The other recent game that demonstrates gaming’s strengths in context creation is Brothers: A Tale of Two Sons. Yes, this is the same game that I called “ridiculous” for daring to introduce its story with personal drama instead of an escape from a train dangling off the side of a cliff. Outside of those overwrought cutscenes, though, Brothers makes wonderful use of worldbuilding and gradual character development to create an honest emotional connection with the player.
After the early exposition is out of the way, the player controls the brothers as they traverse a land modeled after folktales and fables. The idyllic introductory town is populated with villagers the brothers can interact with, gradually revealing their personalities. The younger one plays pranks on adults and spits down wells to hear how deep they reach. The older one tries to help people out and shakes his head disapprovingly at his kid brother’s nonsense. It’s simple but effective thanks to the way these interactions present themselves. They’re never imposed on the player.
This makes for an unnerving experience as the world of the game becomes more sinister with each new area the brothers discover. They leave their rustic hometown and come upon a forest where corpses hang from trees. Later, the brothers run through shallow water dyed deep red from the wounds of dead soldiers left behind after battle.
It’s uncomfortable stuff. The game details the brothers’ loss of innocence through interactions with a living world rather than through fixed cutscenes. As players, we experience firsthand as these two form an irreplaceable bond in order to persevere. We learn, just as they do, that the world around them is an ugly place.
All of that important storytelling is done without taking control away from the player.

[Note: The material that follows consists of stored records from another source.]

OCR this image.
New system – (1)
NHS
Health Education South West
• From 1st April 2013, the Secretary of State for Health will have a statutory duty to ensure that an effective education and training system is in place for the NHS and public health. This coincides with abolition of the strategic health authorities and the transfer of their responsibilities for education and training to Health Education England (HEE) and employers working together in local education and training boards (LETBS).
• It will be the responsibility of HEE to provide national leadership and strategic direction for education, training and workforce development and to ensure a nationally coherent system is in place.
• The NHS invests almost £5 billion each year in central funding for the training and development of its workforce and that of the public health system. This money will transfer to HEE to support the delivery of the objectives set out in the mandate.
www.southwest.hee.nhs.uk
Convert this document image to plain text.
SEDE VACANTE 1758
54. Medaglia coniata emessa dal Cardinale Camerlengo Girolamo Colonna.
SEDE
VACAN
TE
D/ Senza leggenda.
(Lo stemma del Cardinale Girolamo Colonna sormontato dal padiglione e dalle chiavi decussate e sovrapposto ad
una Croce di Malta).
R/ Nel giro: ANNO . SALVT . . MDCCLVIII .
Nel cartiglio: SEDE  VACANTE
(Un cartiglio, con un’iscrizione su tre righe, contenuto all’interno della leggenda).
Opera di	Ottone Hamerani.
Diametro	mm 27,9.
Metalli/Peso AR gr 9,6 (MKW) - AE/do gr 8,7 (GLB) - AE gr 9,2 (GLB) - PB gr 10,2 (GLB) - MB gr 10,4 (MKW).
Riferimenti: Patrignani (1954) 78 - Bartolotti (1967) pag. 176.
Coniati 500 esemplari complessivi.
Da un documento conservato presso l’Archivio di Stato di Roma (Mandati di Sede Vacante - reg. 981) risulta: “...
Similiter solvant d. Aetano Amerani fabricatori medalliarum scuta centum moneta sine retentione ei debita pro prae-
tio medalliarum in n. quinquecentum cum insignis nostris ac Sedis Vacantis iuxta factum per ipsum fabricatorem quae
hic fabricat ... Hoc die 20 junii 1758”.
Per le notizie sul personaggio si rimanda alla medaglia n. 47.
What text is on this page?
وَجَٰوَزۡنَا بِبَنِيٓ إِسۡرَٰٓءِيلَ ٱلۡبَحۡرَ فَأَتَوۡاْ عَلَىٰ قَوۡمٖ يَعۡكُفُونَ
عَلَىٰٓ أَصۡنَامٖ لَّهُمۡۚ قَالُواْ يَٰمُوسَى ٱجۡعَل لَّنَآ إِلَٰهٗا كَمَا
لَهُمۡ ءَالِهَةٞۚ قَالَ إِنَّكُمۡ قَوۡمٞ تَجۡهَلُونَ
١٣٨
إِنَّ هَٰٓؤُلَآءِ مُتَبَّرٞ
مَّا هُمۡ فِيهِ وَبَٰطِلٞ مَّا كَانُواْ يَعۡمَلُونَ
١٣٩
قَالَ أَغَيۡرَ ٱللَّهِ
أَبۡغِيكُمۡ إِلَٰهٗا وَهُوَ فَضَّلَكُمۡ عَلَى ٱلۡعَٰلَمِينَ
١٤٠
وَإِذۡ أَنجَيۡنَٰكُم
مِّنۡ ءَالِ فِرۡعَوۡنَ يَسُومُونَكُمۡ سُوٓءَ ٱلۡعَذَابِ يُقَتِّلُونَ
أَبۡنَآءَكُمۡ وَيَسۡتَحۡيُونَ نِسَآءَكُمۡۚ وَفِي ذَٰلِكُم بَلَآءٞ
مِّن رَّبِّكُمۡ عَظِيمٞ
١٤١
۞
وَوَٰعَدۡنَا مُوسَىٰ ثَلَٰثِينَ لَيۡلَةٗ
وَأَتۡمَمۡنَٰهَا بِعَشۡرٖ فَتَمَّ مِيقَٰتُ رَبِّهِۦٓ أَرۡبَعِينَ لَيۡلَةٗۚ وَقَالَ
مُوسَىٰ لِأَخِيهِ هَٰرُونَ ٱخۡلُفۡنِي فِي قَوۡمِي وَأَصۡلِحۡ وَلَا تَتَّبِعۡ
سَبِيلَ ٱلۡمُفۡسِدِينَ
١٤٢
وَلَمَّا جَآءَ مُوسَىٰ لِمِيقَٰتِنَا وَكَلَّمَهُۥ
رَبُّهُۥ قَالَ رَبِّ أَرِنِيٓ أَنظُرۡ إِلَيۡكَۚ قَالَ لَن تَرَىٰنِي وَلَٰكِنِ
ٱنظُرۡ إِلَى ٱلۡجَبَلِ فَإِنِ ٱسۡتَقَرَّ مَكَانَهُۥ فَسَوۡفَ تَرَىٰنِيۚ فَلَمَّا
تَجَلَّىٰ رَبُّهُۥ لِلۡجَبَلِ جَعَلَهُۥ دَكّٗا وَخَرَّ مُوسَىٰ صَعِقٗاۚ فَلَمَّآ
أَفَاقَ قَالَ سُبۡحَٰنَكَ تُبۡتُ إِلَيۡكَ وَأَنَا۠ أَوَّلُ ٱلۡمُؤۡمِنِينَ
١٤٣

Towards its conclusion, the game again relies on cutscenes to push the narrative along. It’s unnecessary, because the most powerful moments in Brothers’ last act, and in any game I’ve played in the last year, come down to simple button presses that reinforce the themes of family and loss.
There is certainly a place for cinematic storytelling in games. But Gone Home and Brothers: A Tale of Two Sons show that there are rewarding ways for games, outside of cutscenes, to do the fundamental work of getting an audience to care about their characters.